We will publish a normalized scoring methodology and a baseline leaderboard once we have results from all major frontier models.
v2 will add MENA arbitration, construction disputes, in-house counsel workflows, and broader Arabic and French civil-law drafting.
We are co-developing extensions with selected law firms - if you want to contribute task families from your practice, get in touch.

Try it

If you want to see how Justinian performs on long-horizon tasks from your practice, talk to our team. We will run a confidential, rubric-graded pilot on a redacted matter from your firm.

Acknowledgements

The Study is the work of many people inside HAQQ and across our practitioner network. The technical lead for the harness, agent sandbox, and rubric runtime was the HAQQ Justinian engineering team, with task design and matter generation led by our Applied Legal Research group. Our Security and AI Platform teams built the isolated execution environment that lets us run agents against synthetic matters without leaking client data. Our Brand and Product teams shaped how the results are communicated to non-technical legal buyers.

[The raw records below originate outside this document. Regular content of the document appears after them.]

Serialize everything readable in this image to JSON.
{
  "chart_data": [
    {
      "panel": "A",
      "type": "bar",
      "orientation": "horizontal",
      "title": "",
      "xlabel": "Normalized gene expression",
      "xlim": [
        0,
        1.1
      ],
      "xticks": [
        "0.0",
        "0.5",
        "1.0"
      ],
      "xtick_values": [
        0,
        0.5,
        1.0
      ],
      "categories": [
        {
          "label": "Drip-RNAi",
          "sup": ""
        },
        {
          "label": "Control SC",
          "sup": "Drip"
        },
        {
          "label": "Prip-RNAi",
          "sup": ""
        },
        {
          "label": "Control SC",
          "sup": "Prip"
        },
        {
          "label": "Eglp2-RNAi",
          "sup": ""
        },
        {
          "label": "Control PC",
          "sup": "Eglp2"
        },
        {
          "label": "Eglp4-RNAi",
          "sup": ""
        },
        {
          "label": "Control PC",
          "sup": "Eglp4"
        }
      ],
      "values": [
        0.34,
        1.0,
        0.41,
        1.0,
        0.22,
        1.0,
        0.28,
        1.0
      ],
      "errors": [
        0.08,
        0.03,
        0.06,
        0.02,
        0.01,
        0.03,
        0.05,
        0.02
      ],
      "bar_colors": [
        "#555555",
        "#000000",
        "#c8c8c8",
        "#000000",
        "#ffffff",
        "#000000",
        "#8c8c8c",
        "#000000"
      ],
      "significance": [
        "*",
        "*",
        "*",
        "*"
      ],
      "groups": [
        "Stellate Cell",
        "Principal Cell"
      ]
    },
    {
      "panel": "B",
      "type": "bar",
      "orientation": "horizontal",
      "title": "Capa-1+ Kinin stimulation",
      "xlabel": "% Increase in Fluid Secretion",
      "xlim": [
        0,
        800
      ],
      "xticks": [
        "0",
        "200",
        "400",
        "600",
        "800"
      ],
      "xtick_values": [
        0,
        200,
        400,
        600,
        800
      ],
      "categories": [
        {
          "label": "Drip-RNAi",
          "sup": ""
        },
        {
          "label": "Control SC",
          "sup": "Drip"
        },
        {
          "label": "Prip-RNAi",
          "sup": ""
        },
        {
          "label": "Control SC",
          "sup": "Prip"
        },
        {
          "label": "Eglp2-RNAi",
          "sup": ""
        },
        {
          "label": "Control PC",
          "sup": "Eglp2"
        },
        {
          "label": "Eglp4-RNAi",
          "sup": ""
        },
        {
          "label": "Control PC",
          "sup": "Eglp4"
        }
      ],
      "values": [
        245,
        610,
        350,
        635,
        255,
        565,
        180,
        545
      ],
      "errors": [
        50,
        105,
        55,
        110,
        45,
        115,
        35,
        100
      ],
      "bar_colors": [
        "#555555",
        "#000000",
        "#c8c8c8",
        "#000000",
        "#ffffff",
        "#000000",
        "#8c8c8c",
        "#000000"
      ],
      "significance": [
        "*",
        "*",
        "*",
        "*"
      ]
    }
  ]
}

Outside HAQQ, we are grateful to the practising lawyers - in MENA, the EU, and the UK - who contributed anonymized matters, drafted rubrics in their practice areas, and stress-tested early task families. We also thank the academic researchers who reviewed our methodology and the prior-art teams behind LegalBench, BigLaw Bench, CUAD, LEXam, and Harvey's legal agent benchmark, whose published work made this benchmark faster and better to design.

FAQ

What is the HAQQ Legal Agent Study?

A long-horizon evaluation measuring whether AI agents can do real legal work end-to-end, not just answer trivia: 1,372 tasks across 24 practice areas graded against ~78,000 atomic, binary pass/fail rubric criteria, with civil-law and MENA coverage by design.

What is all-pass grading in legal AI evaluation?

A task is marked complete only if every rubric criterion passes — one missed criterion fails the task. The article's rationale: 'A deal-team report that catches 8 of 10 risks is not 80% useful... There is no partial credit on the partner's review.'

How do frontier AI models score on long-horizon legal work?

In the v1 baseline, the best frontier model (Claude Opus 4.7) clears 41% all-pass while HAQQ Justinian clears 58%; on civil-law and MENA tasks the gap widens to 71% vs 28%. Six systems were tested (Justinian, Claude Opus 4.7, GPT-5.2, Gemini 3.1 Pro, Grok 4.1, Mistral Large 3), best-of-three per task.

How is this different from LegalBench or CUAD?

LegalBench, CUAD, and LEXam test short-horizon reasoning — read a clause, answer a question. Study tasks mirror how work actually arrives: a ~50-word partner-style instruction plus a matter folder mixing material documents with noise, requiring a reviewable work product (memo, redline, draft pleading) graded by expert rubric.